The other problem is that because what ever the fault was any wanted audio sounds like it is just capacitive breakthrough, thus it is heavily high pass filtered and contains no lower frequency energy. So there is virtually nothing left even if you can completely eliminate the 'buzz'.

3 replies

dd-bAuthor
Known Participant
February 10, 2017

And thanks to everybody who looked at this problem and made suggestions!  I know more than when I started, which is the best possible outcome.

(Well, perhaps the ​best possible​ outcome involves my discovering I didn't really screw up the master tape, and getting a good recording of the whole show -- but that's not, actually, possible.)

dd-bAuthor
Known Participant
February 10, 2017

I did go in and manually wipe out each spike, doing by hand what I described a filter potentially doing.  It worked well enough, got rid of most of the noise and made it easier to hear the underlying signal. 

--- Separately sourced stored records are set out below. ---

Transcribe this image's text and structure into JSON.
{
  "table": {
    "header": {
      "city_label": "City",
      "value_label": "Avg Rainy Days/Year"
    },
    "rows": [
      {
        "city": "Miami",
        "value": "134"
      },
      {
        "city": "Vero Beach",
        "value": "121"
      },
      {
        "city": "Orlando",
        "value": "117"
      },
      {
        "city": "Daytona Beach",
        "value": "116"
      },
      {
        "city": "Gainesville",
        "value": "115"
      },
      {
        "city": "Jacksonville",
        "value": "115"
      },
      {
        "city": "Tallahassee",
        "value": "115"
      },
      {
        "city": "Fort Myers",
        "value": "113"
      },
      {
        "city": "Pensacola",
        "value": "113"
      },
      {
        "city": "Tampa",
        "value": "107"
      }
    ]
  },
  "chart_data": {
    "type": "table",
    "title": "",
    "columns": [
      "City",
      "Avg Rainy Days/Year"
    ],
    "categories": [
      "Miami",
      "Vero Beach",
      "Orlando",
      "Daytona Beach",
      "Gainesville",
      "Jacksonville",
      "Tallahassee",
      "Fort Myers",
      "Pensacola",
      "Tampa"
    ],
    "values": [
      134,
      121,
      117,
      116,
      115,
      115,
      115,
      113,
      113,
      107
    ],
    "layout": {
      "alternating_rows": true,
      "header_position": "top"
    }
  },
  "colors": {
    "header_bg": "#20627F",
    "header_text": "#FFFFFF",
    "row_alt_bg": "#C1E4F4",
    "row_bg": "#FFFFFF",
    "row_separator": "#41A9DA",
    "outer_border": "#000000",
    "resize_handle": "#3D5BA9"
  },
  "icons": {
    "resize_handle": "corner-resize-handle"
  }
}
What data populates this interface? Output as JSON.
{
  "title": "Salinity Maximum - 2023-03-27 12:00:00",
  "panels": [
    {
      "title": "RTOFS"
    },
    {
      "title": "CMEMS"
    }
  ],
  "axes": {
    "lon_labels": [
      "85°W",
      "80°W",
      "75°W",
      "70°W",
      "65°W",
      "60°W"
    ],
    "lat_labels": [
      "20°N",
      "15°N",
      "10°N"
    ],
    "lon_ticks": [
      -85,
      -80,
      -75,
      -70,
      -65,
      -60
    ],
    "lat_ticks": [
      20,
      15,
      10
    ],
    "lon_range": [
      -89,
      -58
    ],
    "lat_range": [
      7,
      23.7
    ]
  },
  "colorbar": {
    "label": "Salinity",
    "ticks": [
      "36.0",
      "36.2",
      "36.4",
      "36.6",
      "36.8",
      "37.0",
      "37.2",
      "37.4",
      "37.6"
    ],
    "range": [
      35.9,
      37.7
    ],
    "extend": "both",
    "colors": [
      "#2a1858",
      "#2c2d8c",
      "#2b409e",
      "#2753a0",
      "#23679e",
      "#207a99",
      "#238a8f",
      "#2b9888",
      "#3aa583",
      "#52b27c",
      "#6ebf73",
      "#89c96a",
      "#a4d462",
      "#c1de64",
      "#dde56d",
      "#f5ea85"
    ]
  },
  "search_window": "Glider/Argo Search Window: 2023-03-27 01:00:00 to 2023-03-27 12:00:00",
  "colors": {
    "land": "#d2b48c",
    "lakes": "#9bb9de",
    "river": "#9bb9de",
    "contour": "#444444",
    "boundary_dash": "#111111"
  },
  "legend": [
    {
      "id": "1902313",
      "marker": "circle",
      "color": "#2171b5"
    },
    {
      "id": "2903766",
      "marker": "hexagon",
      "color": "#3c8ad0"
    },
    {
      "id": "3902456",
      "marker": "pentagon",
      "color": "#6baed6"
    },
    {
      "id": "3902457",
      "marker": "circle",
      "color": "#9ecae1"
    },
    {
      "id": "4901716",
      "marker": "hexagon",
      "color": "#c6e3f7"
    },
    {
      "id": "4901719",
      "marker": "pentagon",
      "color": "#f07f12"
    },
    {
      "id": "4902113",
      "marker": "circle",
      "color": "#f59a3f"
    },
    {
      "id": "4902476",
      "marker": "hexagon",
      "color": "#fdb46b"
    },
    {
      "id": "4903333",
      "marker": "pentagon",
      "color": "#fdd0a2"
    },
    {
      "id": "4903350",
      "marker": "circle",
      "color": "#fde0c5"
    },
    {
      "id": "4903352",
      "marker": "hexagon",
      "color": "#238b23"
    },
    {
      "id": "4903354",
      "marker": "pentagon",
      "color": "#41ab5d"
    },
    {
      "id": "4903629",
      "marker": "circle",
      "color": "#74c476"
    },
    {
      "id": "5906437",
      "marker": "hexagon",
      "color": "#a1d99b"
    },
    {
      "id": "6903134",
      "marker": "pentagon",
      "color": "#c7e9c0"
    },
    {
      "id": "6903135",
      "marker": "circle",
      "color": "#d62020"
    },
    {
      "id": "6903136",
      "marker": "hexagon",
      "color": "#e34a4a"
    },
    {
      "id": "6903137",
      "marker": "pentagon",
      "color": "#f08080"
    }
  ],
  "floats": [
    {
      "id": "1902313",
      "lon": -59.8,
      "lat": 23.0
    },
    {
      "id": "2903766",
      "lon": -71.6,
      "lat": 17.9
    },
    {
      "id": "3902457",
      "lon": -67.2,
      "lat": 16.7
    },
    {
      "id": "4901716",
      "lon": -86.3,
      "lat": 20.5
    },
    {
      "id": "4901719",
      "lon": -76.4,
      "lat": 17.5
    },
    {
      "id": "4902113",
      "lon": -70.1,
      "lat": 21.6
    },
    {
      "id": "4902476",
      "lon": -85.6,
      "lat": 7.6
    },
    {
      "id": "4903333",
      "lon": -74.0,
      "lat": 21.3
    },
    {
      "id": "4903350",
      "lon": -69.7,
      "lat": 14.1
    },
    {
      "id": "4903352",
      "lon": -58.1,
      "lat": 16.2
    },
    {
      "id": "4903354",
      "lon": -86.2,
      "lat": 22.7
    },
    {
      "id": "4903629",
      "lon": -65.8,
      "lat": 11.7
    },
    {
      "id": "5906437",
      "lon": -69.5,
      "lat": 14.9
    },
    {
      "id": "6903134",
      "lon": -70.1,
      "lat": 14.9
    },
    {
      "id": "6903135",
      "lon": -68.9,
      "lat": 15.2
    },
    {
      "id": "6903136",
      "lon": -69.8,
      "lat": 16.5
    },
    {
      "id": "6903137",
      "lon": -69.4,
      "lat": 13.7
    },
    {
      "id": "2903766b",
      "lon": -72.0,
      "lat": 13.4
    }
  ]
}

Which allowed me to confirm ryclark's prediction that there wouldn't be anything useful left under the noise.

(The places where I can hear words through the noise -- because the actors were shouting, basically -- I can recover those words more clearly with this technique, but they are sparse enough not to amount to anything.)

The noise definitely sounds like connection problems.  It's on my master tape, which is why I think the original recording was made patched into the room sound system, and it took a while to debug that connection at the start of the performance.  (An official or professional recordist would have been able to get there, set up, and debug early, but I had no official status, was just able to ask for a favor at the sound board, at the last moment.)

Bob Howes
Inspiring
February 5, 2017

Best bet would be to post a short sample of the sound for use to listen to/play with.  Unfortunately you'll have to do that on something like box.net or Dropbox.com because you can't post audio files directly here.

ryclark
Participating Frequently
February 5, 2017

Also it might be easier to isolate and identify the noise looking at the audio in the Spectral Frequency display in Audition. You could post a screen grab of the Spectral view here as well to help us identify the noise. There you should be able to see how it varies over time and make it easier to deal with. However whatever you do is going to be a rescue job with not ideal results due to the major difference in level between the wanted and unwanted signals.

dd-bAuthor
Known Participant
February 6, 2017

I've played with frequency filters of several kinds, including the dehummer, and tried frequency-domain editing in the Spectral Frequency Display, and have gotten nowhere at all. I've used those tools for other things quite successfully.  It's been a while, and I was a pure math student not applied math, but...doesn't a single sharp spike like this noise contain frequencies all over the place?  I knew the FFT math in theory long ago :-) .  Anyway, what I've tried hasn't helped, but I'm not very experienced with this level of audio either.